Algunos cubos de pintura

    Varito es un ratón poco corriente que vive en un tejado. Allí, en una casona abandonada y vieja, se construyó hace tiempo una casita con paja y trozos de madera. Su camita es una caja alargada que sirvió para guardar abanos.

    En el edificio de al lado, casi pegado uno con otro, vive Tabila, una ratita de color azul.
    Un día sí y un día no, suelen salir a pasear los dos ratones.

    Hace tiempo que Tabila le explicó a Varito como terminó dentro de un bote: el gato que la perseguía era muy rápido y ella, un poco torpe, como de costumbre, había perdido el equilibrio y se había caído desde la escalera de un pintor a su cubo. Podía haber quedado rosa o amarillo: justamente se cayó en el de la pintura azul celeste, y de ese color se había quedado.
    El resto de los convecino, y animales de los tejados de edificios colindantes, se habían acostumbrando, hacía mucho, a Tabila, y no la consideraban un caso raro por ser azul. El caso raro era su torpeza, porque, para ser una rata, resultó ser muy poco ágil.

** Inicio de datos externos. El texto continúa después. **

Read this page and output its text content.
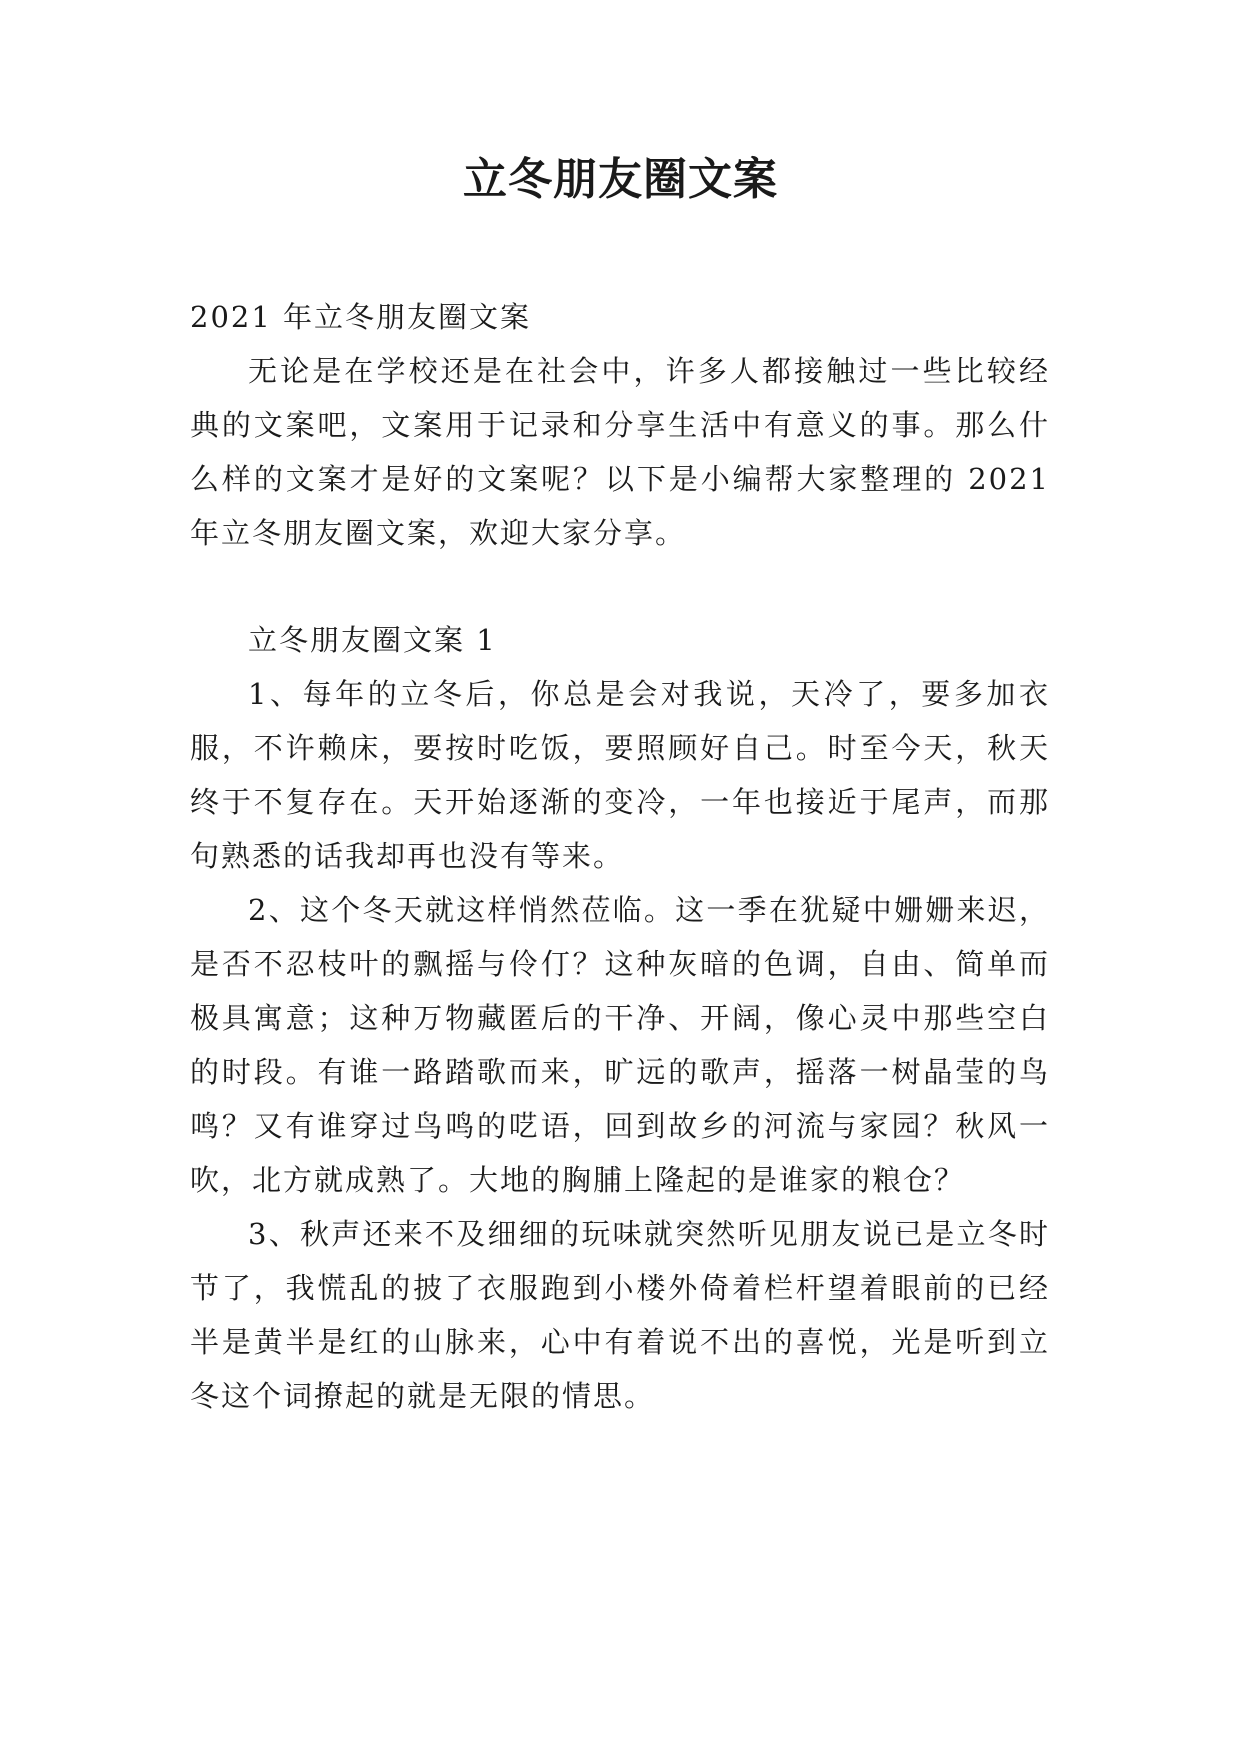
立冬朋友圈文案

2021 年立冬朋友圈文案

无论是在学校还是在社会中，许多人都接触过一些比较经典的文案吧，文案用于记录和分享生活中有意义的事。那么什么样的文案才是好的文案呢？以下是小编帮大家整理的 2021 年立冬朋友圈文案，欢迎大家分享。

立冬朋友圈文案 1

1、每年的立冬后，你总是会对我说，天冷了，要多加衣服，不许赖床，要按时吃饭，要照顾好自己。时至今天，秋天终于不复存在。天开始逐渐的变冷，一年也接近于尾声，而那句熟悉的话我却再也没有等来。

2、这个冬天就这样悄然莅临。这一季在犹疑中姗姗来迟，是否不忍枝叶的飘摇与伶仃？这种灰暗的色调，自由、简单而极具寓意；这种万物藏匿后的干净、开阔，像心灵中那些空白的时段。有谁一路踏歌而来，旷远的歌声，摇落一树晶莹的鸟鸣？又有谁穿过鸟鸣的呓语，回到故乡的河流与家园？秋风一吹，北方就成熟了。大地的胸脯上隆起的是谁家的粮仓？

3、秋声还来不及细细的玩味就突然听见朋友说已是立冬时节了，我慌乱的披了衣服跑到小楼外倚着栏杆望着眼前的已经半是黄半是红的山脉来，心中有着说不出的喜悦，光是听到立冬这个词撩起的就是无限的情思。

    La mañana del segundo cumpleaños de Varito, Gladio, un gato gordo y anaranjado, que vivía en el número 32, se percató de la ausencia de Tabila en su tejado y alertó al resto del vecindario. Se reunieron bien temprano en la parte de atrás de uno de los edificios, en un callejón mugriento y gris. El primero en dar su opinión, aunque, por lo general, nunca se enteraba de nada, fue Kilko, que había coseguido abrir un hueco en la alambrada de su jaulita y abandonaba alguna vez su ruedecita y sus pipas para hamster.
    -Yo creo que se la ha comido un gato -dijo sin pensarlo mucho.

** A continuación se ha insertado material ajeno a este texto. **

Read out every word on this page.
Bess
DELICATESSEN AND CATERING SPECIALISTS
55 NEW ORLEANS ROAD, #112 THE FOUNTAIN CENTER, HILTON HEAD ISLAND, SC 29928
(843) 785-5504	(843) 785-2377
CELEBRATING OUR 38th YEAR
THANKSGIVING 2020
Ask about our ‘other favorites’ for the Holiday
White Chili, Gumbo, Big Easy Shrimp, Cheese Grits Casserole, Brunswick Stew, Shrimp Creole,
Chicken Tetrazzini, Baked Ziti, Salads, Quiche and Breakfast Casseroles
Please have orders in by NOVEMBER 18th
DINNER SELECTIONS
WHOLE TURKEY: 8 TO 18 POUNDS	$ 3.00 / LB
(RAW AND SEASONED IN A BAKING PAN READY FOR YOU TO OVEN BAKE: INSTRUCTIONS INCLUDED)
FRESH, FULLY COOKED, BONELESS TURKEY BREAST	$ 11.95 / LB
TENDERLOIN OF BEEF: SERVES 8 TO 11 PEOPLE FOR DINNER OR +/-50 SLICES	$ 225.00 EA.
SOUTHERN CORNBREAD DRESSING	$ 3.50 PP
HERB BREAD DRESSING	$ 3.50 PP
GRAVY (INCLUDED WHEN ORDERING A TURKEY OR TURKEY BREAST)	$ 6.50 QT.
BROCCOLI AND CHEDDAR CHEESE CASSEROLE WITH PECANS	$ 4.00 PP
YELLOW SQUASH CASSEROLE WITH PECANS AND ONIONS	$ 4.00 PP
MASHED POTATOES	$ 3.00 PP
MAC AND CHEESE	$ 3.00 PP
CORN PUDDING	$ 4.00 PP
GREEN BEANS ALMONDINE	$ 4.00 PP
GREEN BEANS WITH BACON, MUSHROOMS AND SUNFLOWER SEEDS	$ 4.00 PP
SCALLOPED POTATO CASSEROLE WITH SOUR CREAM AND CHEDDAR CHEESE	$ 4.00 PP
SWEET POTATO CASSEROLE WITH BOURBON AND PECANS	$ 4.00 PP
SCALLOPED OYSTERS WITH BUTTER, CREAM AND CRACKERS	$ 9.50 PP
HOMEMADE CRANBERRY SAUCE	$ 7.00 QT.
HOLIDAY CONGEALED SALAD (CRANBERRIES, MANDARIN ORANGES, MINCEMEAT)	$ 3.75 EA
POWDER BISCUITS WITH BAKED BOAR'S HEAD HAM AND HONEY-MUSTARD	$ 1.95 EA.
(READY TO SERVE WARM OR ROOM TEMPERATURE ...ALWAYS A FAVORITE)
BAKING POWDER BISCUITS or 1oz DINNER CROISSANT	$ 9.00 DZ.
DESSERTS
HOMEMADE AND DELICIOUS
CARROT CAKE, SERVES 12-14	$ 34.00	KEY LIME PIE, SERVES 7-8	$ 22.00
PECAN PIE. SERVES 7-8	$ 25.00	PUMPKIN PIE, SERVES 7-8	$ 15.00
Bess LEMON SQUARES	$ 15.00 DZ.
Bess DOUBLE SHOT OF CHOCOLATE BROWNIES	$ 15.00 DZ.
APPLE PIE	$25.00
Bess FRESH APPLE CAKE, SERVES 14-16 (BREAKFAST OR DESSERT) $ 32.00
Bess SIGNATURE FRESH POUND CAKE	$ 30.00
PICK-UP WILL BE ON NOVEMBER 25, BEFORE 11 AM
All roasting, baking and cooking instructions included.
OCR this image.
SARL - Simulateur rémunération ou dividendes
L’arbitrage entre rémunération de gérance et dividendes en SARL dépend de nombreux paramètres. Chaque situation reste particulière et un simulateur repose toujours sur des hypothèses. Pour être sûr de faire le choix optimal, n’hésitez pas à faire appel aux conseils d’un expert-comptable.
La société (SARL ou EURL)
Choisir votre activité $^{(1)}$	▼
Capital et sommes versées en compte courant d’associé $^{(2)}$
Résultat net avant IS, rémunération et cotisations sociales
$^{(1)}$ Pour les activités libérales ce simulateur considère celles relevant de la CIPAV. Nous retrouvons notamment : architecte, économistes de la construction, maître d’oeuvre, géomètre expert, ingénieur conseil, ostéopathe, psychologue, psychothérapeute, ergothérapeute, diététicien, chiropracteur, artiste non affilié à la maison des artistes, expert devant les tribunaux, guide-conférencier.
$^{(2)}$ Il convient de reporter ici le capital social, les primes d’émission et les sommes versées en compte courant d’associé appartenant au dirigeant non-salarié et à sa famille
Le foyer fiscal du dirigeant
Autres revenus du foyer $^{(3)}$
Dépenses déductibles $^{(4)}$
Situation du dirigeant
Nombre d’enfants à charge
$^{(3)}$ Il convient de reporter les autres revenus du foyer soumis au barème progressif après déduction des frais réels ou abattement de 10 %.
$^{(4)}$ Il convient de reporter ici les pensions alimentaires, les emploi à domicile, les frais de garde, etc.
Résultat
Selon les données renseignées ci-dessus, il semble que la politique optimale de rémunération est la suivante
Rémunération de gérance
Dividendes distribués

    -Los de por aquí no comemos nada que no esté enlatado -objetó Gladio, el gato gordo y anaranjado.
    -Está claro que tenemos que encontrarla pronto. ¿Alguna idea? -preguntó Varito, preocupado por la suerte de su amiga.

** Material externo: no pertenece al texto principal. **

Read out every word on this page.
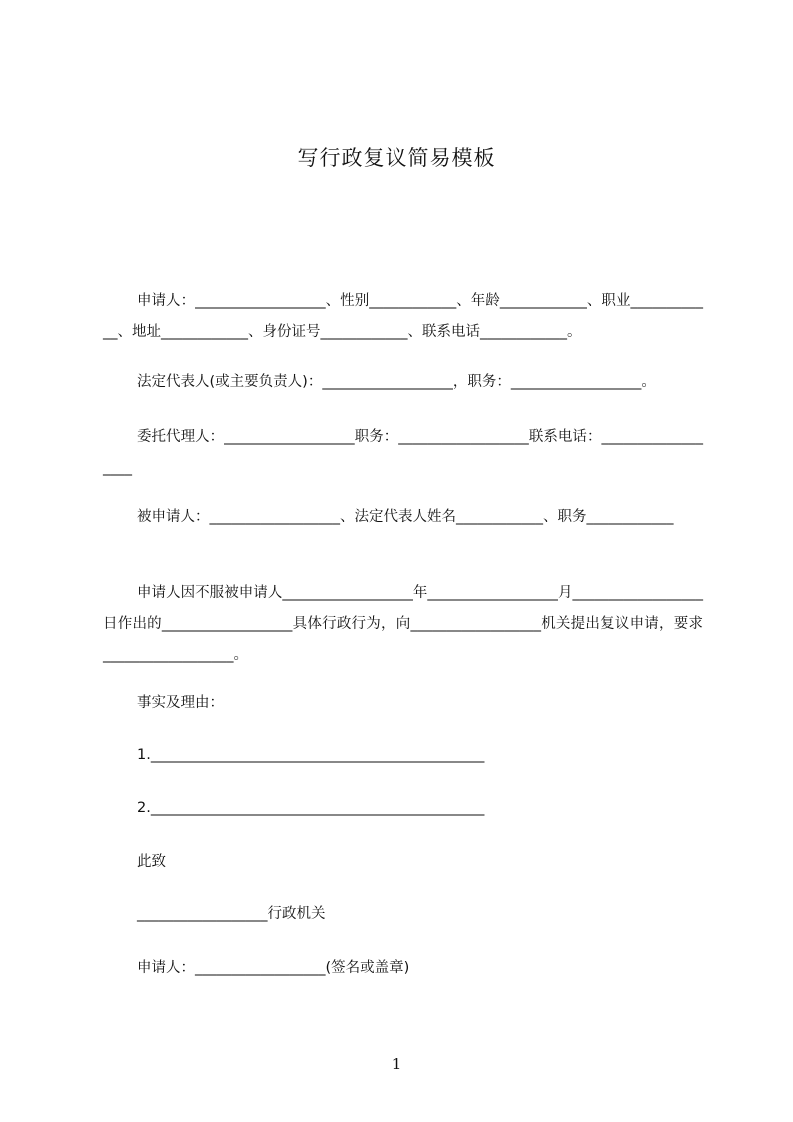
写行政复议简易模板

申请人：__________________、性别____________、年龄____________、职业____________、地址____________、身份证号____________、联系电话____________。

法定代表人(或主要负责人)：__________________，职务：__________________。

委托代理人：__________________职务：__________________联系电话：__________________

被申请人：__________________、法定代表人姓名____________、职务____________

申请人因不服被申请人__________________年__________________月__________________日作出的__________________具体行政行为，向__________________机关提出复议申请，要求__________________。

事实及理由：

1.______________________________________________

2.______________________________________________

此致

__________________行政机关

申请人：__________________(签名或盖章)

1
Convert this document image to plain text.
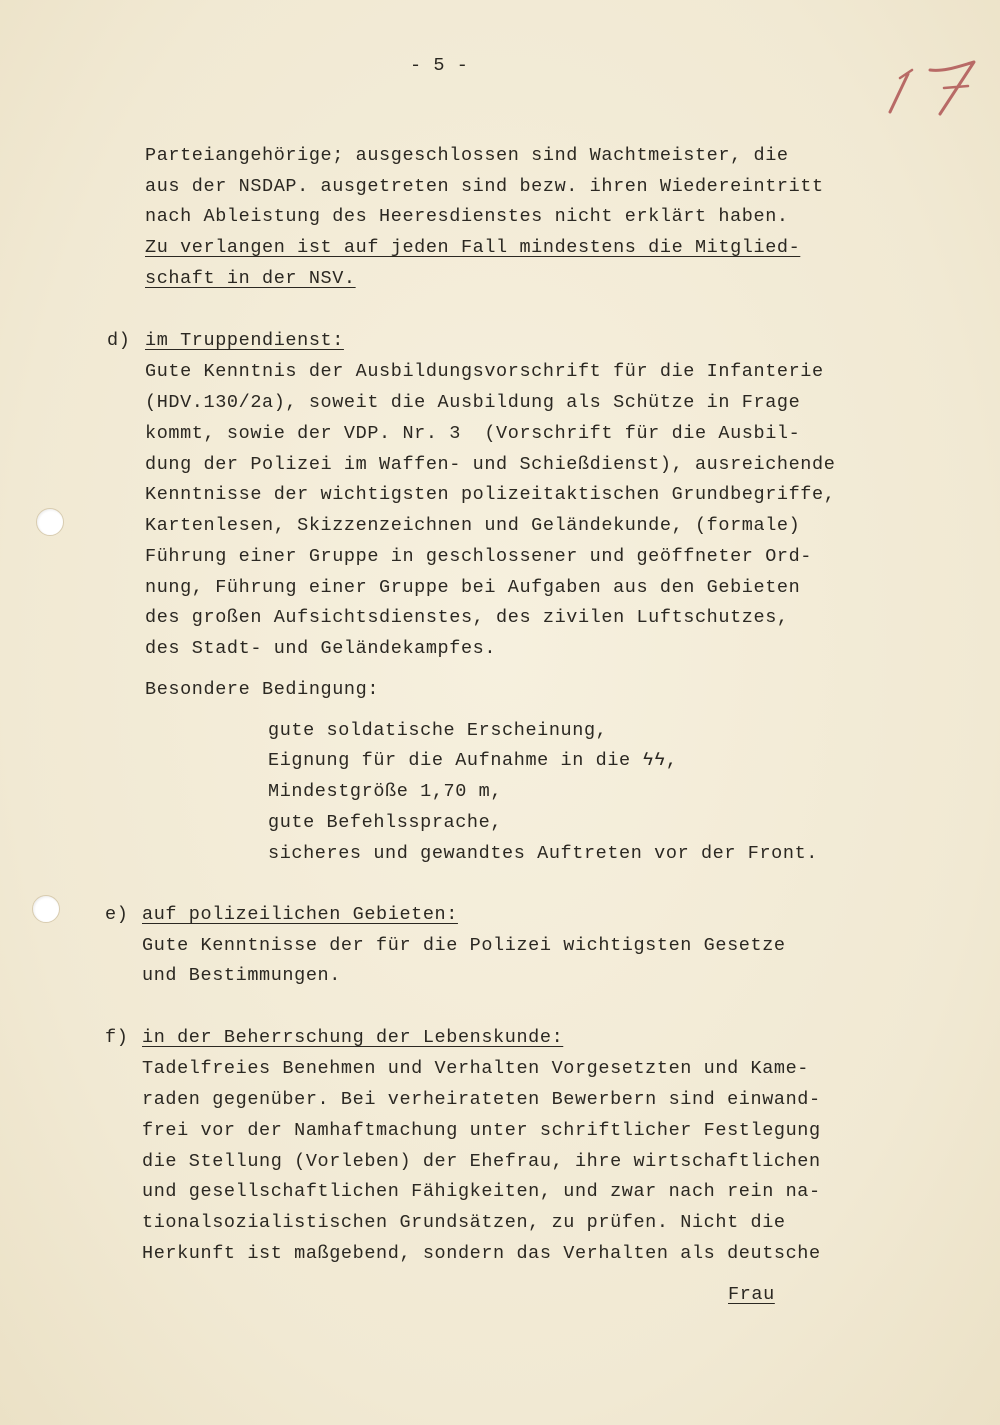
- 5 -
Parteiangehörige; ausgeschlossen sind Wachtmeister, die
aus der NSDAP. ausgetreten sind bezw. ihren Wiedereintritt
nach Ableistung des Heeresdienstes nicht erklärt haben.
Zu verlangen ist auf jeden Fall mindestens die Mitglied-
schaft in der NSV.
d) im Truppendienst:
Gute Kenntnis der Ausbildungsvorschrift für die Infanterie
(HDV.130/2a), soweit die Ausbildung als Schütze in Frage
kommt, sowie der VDP. Nr. 3  (Vorschrift für die Ausbil-
dung der Polizei im Waffen- und Schießdienst), ausreichende
Kenntnisse der wichtigsten polizeitaktischen Grundbegriffe,
Kartenlesen, Skizzenzeichnen und Geländekunde, (formale)
Führung einer Gruppe in geschlossener und geöffneter Ord-
nung, Führung einer Gruppe bei Aufgaben aus den Gebieten
des großen Aufsichtsdienstes, des zivilen Luftschutzes,
des Stadt- und Geländekampfes.
Besondere Bedingung:
gute soldatische Erscheinung,
Eignung für die Aufnahme in die ϟϟ,
Mindestgröße 1,70 m,
gute Befehlssprache,
sicheres und gewandtes Auftreten vor der Front.
e) auf polizeilichen Gebieten:
Gute Kenntnisse der für die Polizei wichtigsten Gesetze
und Bestimmungen.
f) in der Beherrschung der Lebenskunde:
Tadelfreies Benehmen und Verhalten Vorgesetzten und Kame-
raden gegenüber. Bei verheirateten Bewerbern sind einwand-
frei vor der Namhaftmachung unter schriftlicher Festlegung
die Stellung (Vorleben) der Ehefrau, ihre wirtschaftlichen
und gesellschaftlichen Fähigkeiten, und zwar nach rein na-
tionalsozialistischen Grundsätzen, zu prüfen. Nicht die
Herkunft ist maßgebend, sondern das Verhalten als deutsche
Frau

    -No sé, pero yo creo -explicó un perro pequeño, de orejas grandotas y alargado como una salchicha- que es muy probable que se haya mudado de piso.
    -Oye, Flaco -dijo Misti-, ya sabemos que no destacas precisamente por tu inteligencia, pero, ¿no puedes ser más simple? -rió la gata blanca de pelo largo y mullido.
    
    No tardaron en dejar de discutir, porque así no arreglaban nada, y quedaron de acuerdo en buscar por cada rincón de los sitios que conocían. Una hora después se reunieron en el mismo lugar.
    -Varito, ¿la has encontrado? -preguntó Misti. Y Varito negó con la cabeza-. ¿Y los demás? -Un silencio extraño se coló entre todos.
    -Nada de nada -protestó el hamster.
    -Esto no me gusta -dijo Misti-, pero no desesperemos. Estoy pensando que...
    Todos observaron a la gata blanca con atención: siempre se le ocurrían soluciones y esta no sería una excepción.
    -Vamos, Varito, sígueme. Tú, Gladio, allí -dijo señalando al otro lado del callejón- y, Kilko, sube deprisa al tejado, porque me parece que ya sé donde está.
    - ¿Dónde? -preguntó Varito, confuso.
    -Nos reunimos aquí en media hora. Suerte, chicos -respondió Misti-. Vamos, que hay que encontrar un cubo.